To: IngotWeTrust who wrote (90216 ) 10/1/2002 1:58:34 PM From: E. Charters Read Replies (2) | Respond to of 116762 I may not have woolly's beefs with you, (lord knows where they come from) but I do defend my take on whether or not gold is inelastic or elastic, and whether or not the gold scrap business is everyman's or anyman's business. (not).
The statement made by Veneroso is a generality and applies to the degree of elasticity of the metal. It is not an absolute, for instance, as in "gold is elastic". Nor do I say gold is totally inelastic (an impossible or price/supply ambiguous condition.) on the other side. But it is not a standard commodity. It has very long term, well known, supply, and stable demand. But it has been found that dumping large quantities does not significantly affect the price. (IMF auctions of the 1970's).
The price swings of gold are due to the elasticity of the money supply, which we know is demand and price elastic fairly nicely with one major exception. That exception is during a period of non-inflationary growth. This is because the normal indicators of inflation do not register rises in prices, because the money flow is not into these goods, but into capital spending or investment instruments. Thus the inflation is all in the market. Hence Greenspan's attempts to curb investment excesses by adjusting interest rates.
Gold is relatively inelastic because it is a commodity that only reflects the amount and stability of currency. In and of itself, Gold's total amount in the market is almost immaterial. There is a supply and demand component, but this component is dwarfed by the overwhelming influence of the amount of money available and the reflection of the flight of that capital, towards either market support, or into safe havens such as gold. The swing into gold presages the depression of the dollar's worth as the market declines.
In that gold is swinging now opposite the market, unlike the 1990's where it was holding on due to massive flight of capital into the market, it demonstrates that is once again has taken on the role of a quick alternative to the market as a money sink.

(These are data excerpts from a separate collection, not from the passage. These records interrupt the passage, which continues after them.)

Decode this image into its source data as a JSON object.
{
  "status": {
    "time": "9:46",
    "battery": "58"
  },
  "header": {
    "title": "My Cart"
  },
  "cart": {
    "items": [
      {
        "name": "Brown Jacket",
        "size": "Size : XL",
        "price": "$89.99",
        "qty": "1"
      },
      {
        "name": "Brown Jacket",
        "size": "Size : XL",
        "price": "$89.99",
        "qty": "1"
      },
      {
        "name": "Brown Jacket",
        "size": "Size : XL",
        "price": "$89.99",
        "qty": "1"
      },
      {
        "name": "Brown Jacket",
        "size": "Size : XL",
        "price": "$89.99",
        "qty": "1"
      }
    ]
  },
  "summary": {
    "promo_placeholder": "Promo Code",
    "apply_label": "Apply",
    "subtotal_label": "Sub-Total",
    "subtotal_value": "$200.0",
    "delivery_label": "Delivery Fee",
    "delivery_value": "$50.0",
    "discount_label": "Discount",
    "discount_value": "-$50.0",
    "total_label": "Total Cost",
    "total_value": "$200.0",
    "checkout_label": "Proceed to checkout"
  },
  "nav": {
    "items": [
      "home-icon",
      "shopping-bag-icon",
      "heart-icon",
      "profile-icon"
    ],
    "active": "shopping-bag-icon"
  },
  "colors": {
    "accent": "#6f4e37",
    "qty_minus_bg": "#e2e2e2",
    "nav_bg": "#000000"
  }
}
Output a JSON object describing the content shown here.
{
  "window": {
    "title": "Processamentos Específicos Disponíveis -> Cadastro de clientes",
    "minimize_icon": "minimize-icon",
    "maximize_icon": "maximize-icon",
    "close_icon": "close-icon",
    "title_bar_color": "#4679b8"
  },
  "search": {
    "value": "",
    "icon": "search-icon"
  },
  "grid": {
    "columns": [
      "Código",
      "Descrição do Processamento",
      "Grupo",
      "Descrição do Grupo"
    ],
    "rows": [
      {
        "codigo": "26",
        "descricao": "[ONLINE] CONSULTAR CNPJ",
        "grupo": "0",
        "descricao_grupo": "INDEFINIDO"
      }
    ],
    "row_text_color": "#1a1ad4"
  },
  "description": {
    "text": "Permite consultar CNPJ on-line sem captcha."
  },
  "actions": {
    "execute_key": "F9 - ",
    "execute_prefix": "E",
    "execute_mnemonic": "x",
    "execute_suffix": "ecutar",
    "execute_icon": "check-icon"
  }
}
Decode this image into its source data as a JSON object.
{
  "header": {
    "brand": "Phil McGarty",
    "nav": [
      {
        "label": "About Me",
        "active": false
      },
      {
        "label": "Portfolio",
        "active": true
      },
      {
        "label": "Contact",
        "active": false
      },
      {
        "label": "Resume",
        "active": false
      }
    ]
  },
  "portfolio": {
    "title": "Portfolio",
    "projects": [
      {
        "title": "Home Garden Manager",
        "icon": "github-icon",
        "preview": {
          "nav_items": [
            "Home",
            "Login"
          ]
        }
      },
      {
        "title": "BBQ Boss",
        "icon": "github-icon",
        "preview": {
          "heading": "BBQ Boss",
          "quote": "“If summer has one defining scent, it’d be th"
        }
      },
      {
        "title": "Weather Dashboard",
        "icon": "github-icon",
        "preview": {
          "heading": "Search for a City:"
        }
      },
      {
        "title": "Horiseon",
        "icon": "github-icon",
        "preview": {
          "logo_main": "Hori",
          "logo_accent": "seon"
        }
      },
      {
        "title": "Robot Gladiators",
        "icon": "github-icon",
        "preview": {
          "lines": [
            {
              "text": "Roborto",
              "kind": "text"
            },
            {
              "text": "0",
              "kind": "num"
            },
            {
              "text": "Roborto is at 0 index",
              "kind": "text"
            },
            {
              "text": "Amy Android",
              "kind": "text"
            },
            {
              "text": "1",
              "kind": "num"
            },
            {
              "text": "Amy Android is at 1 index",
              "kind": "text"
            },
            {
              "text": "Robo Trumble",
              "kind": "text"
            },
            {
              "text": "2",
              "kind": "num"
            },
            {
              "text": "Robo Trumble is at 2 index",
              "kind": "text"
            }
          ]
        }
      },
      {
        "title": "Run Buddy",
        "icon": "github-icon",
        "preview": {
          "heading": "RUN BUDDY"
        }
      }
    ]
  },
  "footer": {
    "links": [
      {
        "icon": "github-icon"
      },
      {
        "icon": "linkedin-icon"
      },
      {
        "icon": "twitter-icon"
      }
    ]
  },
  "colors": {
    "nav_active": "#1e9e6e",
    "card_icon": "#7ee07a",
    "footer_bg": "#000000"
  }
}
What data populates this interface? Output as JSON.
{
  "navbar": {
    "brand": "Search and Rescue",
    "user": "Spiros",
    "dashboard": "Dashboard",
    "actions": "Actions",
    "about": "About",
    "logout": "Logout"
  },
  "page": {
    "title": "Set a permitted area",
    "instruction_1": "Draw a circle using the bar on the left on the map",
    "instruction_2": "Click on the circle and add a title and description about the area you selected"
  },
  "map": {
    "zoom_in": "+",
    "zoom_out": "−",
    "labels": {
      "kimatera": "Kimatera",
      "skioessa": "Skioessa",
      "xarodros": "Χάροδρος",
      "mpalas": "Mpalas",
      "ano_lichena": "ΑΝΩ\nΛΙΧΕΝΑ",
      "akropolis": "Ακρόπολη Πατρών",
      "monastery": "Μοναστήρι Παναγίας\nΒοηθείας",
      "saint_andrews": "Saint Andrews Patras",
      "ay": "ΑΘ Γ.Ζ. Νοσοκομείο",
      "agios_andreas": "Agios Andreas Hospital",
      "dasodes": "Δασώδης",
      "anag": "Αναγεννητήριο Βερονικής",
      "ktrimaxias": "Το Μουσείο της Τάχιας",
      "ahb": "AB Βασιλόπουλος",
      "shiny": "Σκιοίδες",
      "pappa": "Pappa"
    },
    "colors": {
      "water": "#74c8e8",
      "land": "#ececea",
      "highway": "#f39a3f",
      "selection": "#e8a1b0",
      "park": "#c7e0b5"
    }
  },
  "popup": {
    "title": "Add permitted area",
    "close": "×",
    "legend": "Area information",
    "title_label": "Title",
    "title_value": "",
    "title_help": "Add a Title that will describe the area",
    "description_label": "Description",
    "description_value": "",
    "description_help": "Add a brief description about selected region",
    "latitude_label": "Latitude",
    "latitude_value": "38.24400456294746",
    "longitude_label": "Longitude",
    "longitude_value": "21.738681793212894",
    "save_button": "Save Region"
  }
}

During the 1990's gold moved with the market weakly. It fell broadly with the general trend of the market upwards, but in short term swings, it moved with the market. It had been tied to derivatives so closely that, in effect, its short term price was a market item. Now hedge books are being unwound and gold is more separate from the paper flurry. It moves short term against the market and classically long term against it as well. This means that there is much long term pressure on gold, and we see this as the support levels are moving steadily upwards, and psychological support is much stronger against long term slides. The precise reverse is true of the market.
Effectively we have entered a no brainer, classical gold and oil market. Upward vector. Classically, also the market is weak in every point. there is no long term good news. Only hollow sounding cheering about how bad it has not got yet.
Gold's seeming elasticity is only related to the elasticiy of its reflector, money. A curious thing happens when the money supply shrinks and prices fall. Gold rises. Why? Why does it rise during inflation, and also during deflation? This is the conundrum of conundrums. Well, it is an observed phenomenon, so don't go denying it or rewriting history. Many people are confused by Bretton Woods and think that Roosevelt by a stroke of a pen made gold 35.00 from 20.67. This is totally untrue, an until this point is understood, the whole understanding of what gold is in the world of money will be missed. Gold rose quite nicely on its own until 1934. To think that Roosevelt would or could fix its price upwards is perhaps giving him way too much credit and way too little at the same time. He would not have wanted a higher price, if he could have avoided it. As well he could not have engineered it easily.
In fact gold buys dollars or debt. Dollars do not buy gold.
In effect if you banish supply variations from a commodity that is exactly what happens when you make a transaction. You are exchanging the good of constant value for a debt from the US government that is variable in value. (It is chiefly variable because of its increasing undisciplined supply.) In effect you are buying a debt with a good. If you change it around and take out the dollar and substitute another good it is easy to see that no one good is the buyer except the "commanding" (in demand) thing. This is generally the good. (If you have rutabagas and everybody wants them, you can buy up all the dollars with your rutabagas) They buy each other really. Selling or buying is purely psychological in terms of need. Neither is predominant until the cash is slapped down. That is wny the Eastern way of haggling over prices is fundamentally more honest. The idea of one fixed price for all things is saying that the merchant is always the buyer, not the customer, or that markets are infinite.
So in the case of gold-dollar debt why does gold command dollars if debt or dollars are scarce? Well, folks are short money. But they can mine gold. So the gold looks like money. It looks that way because it traditionally is a medium of exchange and it becomes in demand as it can be used where the other money i.e. gov't debt, is being squeezed by the banks. So it is recursive or circular in its function. In essence because it can be used as scarce money and acquired by mining, it becomes in demand. In demand it commands dollars, and the price goes up.
The mineability of gold makes it like cheating. It is no different in this than any other commodity though. Create the illusion that everyone needs a computer of they will be left behind in the information age, and you can print dollars too.